VMware Identity Manager / Workspace ONE Access is not a separate product you buy, rather, it’s a component of Workspace ONE. It sits behind your primary identity provider(s) and acts as a broker into your Workspace ONE EUC platform. It can be installed on premises (via a virtual appliance) or delivered via SaaS (with an on-prem connector). Most people today use the SaaS version, and the SaaS version has more features than the on-prem version.
Identity Manager handles lots of things, including risk-based conditional access, single sign-on, the unified app & resource catalog, automation based on device or user compliance state changes, the connector for VMware cloud services that power things like the Workspace ONE Intelligent Hub and Workspace ONE Intelligence, and integrations with other components like Trust Network, NSX, and SD-WAN.
Looking at the list of things that VMware Identity Manager does, you probably notice what it doesn’t do. It’s not an identity provider, it doesn’t do identity lifecycle management, and it doesn’t do identity governance. All those functions are handled by your primary identity provider(s) which are typically Active Directory / Azure Active Directory, Okta, Ping, or some other IPD/IDaaS solution.
So, based on that, it’s actually pretty misleading to call the product VMware Identity Manager in 2019!
Fine, but why Workspace ONE “Access”?
If you look at the list of things that
Identity Manager (err, Workspace ONE Access) does, you’ll see they’re all related to securely providing users continuous access to their apps and data, regardless of the type of device they’re using or where they’re connecting from.
Think about it. In today’s world, you have many different versions of the same app for different platforms. (e.g. Excel for Windows, Excel for macOS, Excel for iOS, Excel for Android, and the Excel web app.) You build access rules for which users can access which versions of an app and the conditions that need to be met to access certain types of content. (e.g. you can use Excel for iOS to access local content on an iPhone that’s compliant, you get a Horizon-delivered remote Windows version of Excel for non-compliant devices, you can’t access certain spreadsheets if your user risk score is too high, etc.) Really you could argue the whole point of Workspace ONE is providing and managing who can get access to what based on many factors like their device, location, how they authenticated, intelligence and risk signals, etc.
VMware Identity Manager / Workspace ONE Access is the component in the background that knows and tracks and brokers all that, and it helps the users access what they need when they should be able to while ensuring they don’t have access when they shouldn’t. (This is kind of the whole point of the zero trust model.) So everything in there is about “access.”
The final thing I’ll say about the name change—and this is my personal favorite thing about it—is that it removes the word “Identity Manager” when I’m drawing the Workspace ONE story on a customer’s white board.

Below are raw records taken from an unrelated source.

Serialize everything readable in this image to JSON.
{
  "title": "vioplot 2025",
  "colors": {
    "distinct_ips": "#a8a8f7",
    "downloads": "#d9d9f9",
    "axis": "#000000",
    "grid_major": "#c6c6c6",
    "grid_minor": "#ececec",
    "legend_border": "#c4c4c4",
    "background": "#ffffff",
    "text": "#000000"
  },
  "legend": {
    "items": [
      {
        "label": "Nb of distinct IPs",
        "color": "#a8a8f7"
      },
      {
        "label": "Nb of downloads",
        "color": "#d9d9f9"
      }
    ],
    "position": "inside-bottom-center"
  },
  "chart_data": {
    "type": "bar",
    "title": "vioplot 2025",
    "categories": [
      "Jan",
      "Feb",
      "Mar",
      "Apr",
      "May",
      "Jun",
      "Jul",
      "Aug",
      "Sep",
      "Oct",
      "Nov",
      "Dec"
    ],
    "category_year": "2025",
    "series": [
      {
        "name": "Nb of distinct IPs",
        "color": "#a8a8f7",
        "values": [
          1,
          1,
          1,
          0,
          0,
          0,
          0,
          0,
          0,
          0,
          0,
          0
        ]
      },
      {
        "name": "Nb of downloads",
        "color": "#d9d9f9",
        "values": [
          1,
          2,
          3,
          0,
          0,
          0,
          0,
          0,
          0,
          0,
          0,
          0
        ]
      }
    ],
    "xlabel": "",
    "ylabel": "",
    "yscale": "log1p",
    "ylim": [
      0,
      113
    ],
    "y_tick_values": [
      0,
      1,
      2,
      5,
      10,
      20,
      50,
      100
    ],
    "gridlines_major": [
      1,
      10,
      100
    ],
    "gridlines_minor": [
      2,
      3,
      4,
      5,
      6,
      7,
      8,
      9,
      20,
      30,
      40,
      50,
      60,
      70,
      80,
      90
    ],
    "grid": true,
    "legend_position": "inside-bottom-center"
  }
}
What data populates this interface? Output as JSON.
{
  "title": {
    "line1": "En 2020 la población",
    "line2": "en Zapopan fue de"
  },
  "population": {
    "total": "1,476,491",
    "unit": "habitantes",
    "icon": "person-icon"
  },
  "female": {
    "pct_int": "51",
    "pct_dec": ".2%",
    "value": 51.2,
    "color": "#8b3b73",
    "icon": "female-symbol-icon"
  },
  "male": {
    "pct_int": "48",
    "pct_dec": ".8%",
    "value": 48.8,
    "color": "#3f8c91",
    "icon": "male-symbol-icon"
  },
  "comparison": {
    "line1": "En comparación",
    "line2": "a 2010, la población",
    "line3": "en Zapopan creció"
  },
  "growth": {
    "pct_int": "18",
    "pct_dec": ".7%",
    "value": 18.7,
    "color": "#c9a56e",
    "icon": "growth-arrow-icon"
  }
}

Anyone who’s been in this industry a while knows why this is important. Remember back in the day when we started adding SSL-VPNs to provide simplified remote access to our desktop virtualization solutions? When you mentioned that to a customer (who was typically a desktop architect), they’d say something like, “Oh shoot! You want to bring in a VPN? Well, heck, I need to get the security and networking teams in here because they do the VPNs.” And then BOOM! You’ve just added six months to the project.
The same is true today with VMware Workspace ONE. When I visit a customer and draw a component on the white board called “Identity Manager”, they immediately think, “Oh, I need to bring our security people into this conversation,” and then the security people say, “We already use AAD/ADFS/Ping/Okta/whatever and we like it, so why are you trying to sell me another one?” It just slows down the whole conversation and gets people worked up when they don’t need to be, since we’re not trying to replace the existing identity provider which they already love.
But if instead I can say, “Ok, and this component of Workspace ONE is called ‘Access’. It’s an on-prem connector that sits behind your primary IDP and brokers the identities into Workspace ONE, and it provides the SSO, conditional access policies, app catalog, and threads intelligence risk scoring into everything the user does,” people just nod approvingly, and the conversation continues.
So, for all these reasons, I’m actually happy about this name change. It’s a more appropriate name and will be less confusing in the long run. Yay!